Acordo da Vasco da Gama beneficiou Lusoponte e penalizou o Estado
Acordo global assinado por Jorge Coelho mostra que Estado acabou por financiar a concessão, mas sem a explorar
a De início, a Ponte Vasco da Gama foi anunciada como uma construção a custo zero para os cofres do Estado; porém, na altura em que a sua exploração voltar para a esfera pública, e feitas as contas, o Estado terá despendido com esta concessão bem mais do que os 897 milhões de euros que esta custou, caso tivesse optado por uma construção em regime de empreitada tradicional.
A Vasco da Gama foi a primeira obra pública em Portugal montada através de um complexo contrato de parceria entre públicos e privados (PPP). Com este tipo de parcerias, assentes em projectos de engenharia financeira em que o privado assegura o investimento e a construção, e faz a exploração da infra-estrutura durante tempo suficiente não só para recuperar, mas também para remunerar o seu investimento; findo esse período, a gestão da infra-estrutura regressa de novo ao Estado.
Não demorou muito tempo, porém, até o Governo corrigir a intenção de não gastar um centavo com a construção da ponte. Até porque entregou desde logo as receitas de portagem da Ponte 25 de Abril, durante a construção da Vasco da Gama, como uma espécie de "subsídio ao investimento". E se o contrato foi assinado em 1994, as renegociações com a concessionária ocorreram logo no ano seguinte.
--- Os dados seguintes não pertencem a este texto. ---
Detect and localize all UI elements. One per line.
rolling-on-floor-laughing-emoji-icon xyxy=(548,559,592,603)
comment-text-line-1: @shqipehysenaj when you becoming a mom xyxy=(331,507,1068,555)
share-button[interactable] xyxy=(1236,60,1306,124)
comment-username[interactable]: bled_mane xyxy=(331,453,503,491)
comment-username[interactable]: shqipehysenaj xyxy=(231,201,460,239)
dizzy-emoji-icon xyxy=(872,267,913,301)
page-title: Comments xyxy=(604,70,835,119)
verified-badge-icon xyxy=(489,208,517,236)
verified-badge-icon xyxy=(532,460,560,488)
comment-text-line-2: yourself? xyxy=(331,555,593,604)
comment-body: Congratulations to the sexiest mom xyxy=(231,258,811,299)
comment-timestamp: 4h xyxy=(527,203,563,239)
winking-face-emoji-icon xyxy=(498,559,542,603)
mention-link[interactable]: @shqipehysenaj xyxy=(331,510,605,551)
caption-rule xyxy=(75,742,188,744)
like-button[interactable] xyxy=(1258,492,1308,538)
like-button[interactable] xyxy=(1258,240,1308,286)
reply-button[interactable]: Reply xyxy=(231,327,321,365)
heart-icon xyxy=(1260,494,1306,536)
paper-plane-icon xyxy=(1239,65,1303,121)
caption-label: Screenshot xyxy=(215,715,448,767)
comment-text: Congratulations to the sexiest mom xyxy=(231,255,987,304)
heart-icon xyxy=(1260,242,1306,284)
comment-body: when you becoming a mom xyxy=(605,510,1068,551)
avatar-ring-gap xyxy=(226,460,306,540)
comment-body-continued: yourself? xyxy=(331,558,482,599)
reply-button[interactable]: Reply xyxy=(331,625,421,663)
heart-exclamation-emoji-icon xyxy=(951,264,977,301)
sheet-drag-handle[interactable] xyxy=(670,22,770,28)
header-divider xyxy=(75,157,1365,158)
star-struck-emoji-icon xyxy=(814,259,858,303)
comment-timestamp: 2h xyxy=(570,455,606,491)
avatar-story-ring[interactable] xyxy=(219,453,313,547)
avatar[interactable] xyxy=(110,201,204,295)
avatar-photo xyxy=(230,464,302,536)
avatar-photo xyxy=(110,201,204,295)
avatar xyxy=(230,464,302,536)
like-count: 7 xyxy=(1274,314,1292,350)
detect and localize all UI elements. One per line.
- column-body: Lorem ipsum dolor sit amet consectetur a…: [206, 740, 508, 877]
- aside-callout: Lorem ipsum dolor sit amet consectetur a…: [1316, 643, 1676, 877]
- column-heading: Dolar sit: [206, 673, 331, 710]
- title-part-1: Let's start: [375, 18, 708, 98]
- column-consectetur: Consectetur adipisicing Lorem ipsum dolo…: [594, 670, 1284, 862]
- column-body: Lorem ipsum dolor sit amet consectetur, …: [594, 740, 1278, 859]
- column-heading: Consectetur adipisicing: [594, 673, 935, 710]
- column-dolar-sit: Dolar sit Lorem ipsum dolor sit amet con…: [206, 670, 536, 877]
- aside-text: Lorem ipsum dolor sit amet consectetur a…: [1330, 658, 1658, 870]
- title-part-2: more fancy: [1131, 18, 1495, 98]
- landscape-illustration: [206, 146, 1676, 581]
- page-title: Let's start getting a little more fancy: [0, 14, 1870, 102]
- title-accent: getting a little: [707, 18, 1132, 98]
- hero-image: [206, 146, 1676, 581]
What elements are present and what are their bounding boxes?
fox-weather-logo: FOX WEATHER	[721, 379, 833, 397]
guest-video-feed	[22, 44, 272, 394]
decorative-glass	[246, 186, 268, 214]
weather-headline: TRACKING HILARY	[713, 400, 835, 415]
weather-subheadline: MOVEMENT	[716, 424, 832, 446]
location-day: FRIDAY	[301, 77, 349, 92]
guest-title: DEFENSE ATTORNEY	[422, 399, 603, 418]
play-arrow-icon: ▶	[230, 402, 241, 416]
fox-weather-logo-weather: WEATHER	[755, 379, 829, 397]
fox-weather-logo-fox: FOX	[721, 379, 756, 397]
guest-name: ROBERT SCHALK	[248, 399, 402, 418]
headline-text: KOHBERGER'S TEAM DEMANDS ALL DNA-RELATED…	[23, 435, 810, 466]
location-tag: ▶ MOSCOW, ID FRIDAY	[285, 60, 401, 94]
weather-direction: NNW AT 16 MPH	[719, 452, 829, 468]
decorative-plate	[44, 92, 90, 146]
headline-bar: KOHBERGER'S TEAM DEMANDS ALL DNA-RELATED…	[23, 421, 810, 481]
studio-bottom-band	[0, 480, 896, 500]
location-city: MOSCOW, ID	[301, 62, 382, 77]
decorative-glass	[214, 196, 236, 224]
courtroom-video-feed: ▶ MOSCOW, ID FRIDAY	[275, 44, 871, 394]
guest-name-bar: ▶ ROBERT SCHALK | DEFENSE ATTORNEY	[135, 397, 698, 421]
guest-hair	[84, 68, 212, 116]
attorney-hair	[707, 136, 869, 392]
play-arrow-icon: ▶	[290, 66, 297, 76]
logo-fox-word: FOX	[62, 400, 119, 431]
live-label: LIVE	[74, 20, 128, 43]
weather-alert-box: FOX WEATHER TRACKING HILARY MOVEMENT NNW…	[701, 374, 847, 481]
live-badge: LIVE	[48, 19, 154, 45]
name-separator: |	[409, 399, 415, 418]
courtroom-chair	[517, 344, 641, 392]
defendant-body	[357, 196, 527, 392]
Isto porque foi introduzindo alterações aos pressupostos negociados - como atrasar-se na adjudicação da obra, ou impedir aumentos na 25 de Abril, por causa do famoso buzinão, por exemplo - de tal modo que em cinco anos o Estado viu-se obrigado a negociar o contrato por seis vezes.
Segundo o Tribunal de Contas, a Lusoponte encaixou nesse período cerca de 200 milhões de euros, e, em 2000, tinha ainda reclamações pendentes que implicavam pagamentos de mais 125 milhões de euros. Estas reclamações terminaram num acordo global, assinado por Jorge Coelho, acordo esse que foi também escrutinado pelos auditores do Tribunal de Contas e cujas conclusões foram igualmente penalizadoras para o erário: que o Estado se havia tornado no mais importante financiador da concessão, sem, no entanto a explorar.
Pode ler-se no relatório do TC: "As contrapartidas directas à concessionária ascendem, a preços descontados das taxas de inflação, a cerca de 180 milhões de contos (900 milhões de euros), isto é, o equivalente a uma nova travessia sobre o Tejo". Este número foi alcançado através da contabilização das contrapartidas directas que o Estado pagará até 2019 (250 milhões de euros); pela prorrogação do prazo de concessão por mais sete anos, permitindo que seja a Lusoponte a encaixar as receitas de portagem que, segundo as previsões de tráfego do caso-base em vigor, ascendem aos 560 milhões de euros), e pela isenção dos encargos de manutenção da Ponte 25 de Abril, que deixaram de estar a cargo da Lusoponte e regressaram à esfera do Estado, e que estão contabilizados (a preços descontados da inflação) em 95 milhões de euros.
Estes cálculos datam de Novembro de 2001 e, entretanto, muitas coisas mudaram. Houve, nomeadamente, um ajustamento na taxa de IRC cobrada à concessionária (que passou de 33 para 25 por cento), o que faz subir os lucros da entidade privada, e por essa ordem de razão diminuir as contrapartidas que esta ainda tem de receber directamente dos cofres do Estado.
Segundo a Lusoponte, a concessionária já recebeu 202 milhões de euros, e teria a receber ainda mais 137 milhões; porém, estes acabaram por ser reduzidos para 16 milhões, por via do já referido reajustamento da taxa de IRC. Mas as negociações com a Lusoponte ainda não acabaram: a intenção de construir uma terceira travessia do Tejo colide com a cláusula de exclusividade detida pela concessionária.